8. Medicaid expansion reduces everybody’s private premiums in states where it’s been embraced. This makes sense, but who thought about it in this way? It will be interesting to see how many more states decide to refuse Medicaid expansion, and how many embrace it.
9. Healthcare.gov will not work perfectly during open enrollment. Neither will the states’ individual exchanges. We will probably hear a lot about this, and we’ll probably have to write about it, but this is a sideshow, and the complaints about failed software should be remarked upon and then ignored. Software doesn’t always work; we happen to know. The administration is trying to fix it, but it’s still complicated.

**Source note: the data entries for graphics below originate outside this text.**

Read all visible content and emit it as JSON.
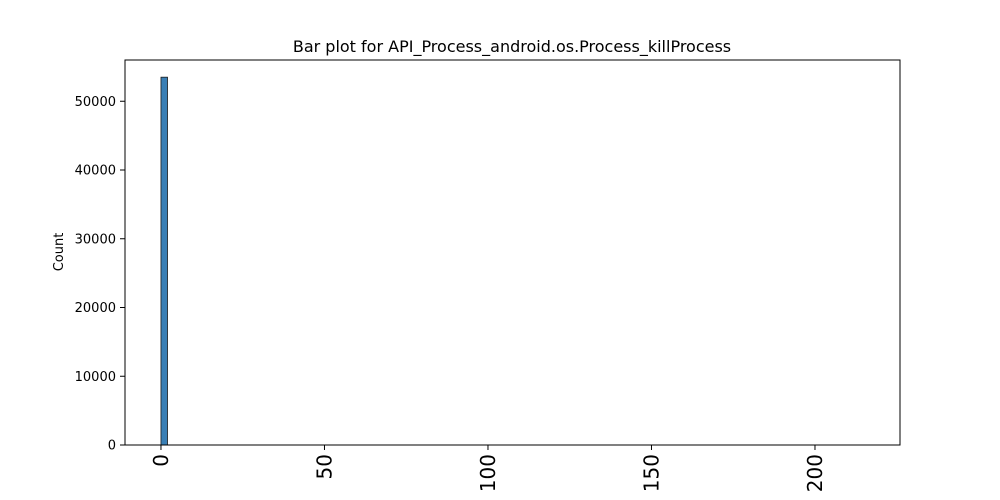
{
  "chart_data": {
    "type": "bar",
    "title": "Bar plot for API_Process_android.os.Process_killProcess",
    "xlabel": "",
    "ylabel": "Count",
    "xlim": [
      -11,
      226
    ],
    "ylim": [
      0,
      56000
    ],
    "x_ticks": [
      0,
      50,
      100,
      150,
      200
    ],
    "y_ticks": [
      0,
      10000,
      20000,
      30000,
      40000,
      50000
    ],
    "bars": [
      {
        "x_start": 0,
        "x_end": 2,
        "value": 53500
      }
    ],
    "bar_color": "#3a7fb5",
    "bar_edge_color": "#1a1a1a",
    "grid": false,
    "legend": "none"
  }
}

10. Patient engagement is indeed the blockbuster drug. Yes, it’s hard; yes, it’s often unreimbursed. Yes, it can go awry. But it is the future of medicine: let me introduce you to patients and providers joining hands to make a better future: e-Patient Dave deBronkart, Casey Quinlan, Danny Sands, Leslie Kernisan, Gilles Frydman, the Society for Participatory Medicine, and the people at the heart of the Patient-Family Engagement Roadmap, prepared by the American Institutes for Research under a grant from the Gordon and Betty Moore Foundation. Even the Institute of Medicine has weighed in on shared decision-making.
11. I am not planning to write about this, but I add it here for the sake of adding it: The ACA didn’t totally fail. The ACA didn’t totally succeed.
So that’s a start on what we’re thinking about. What do you want us to cover?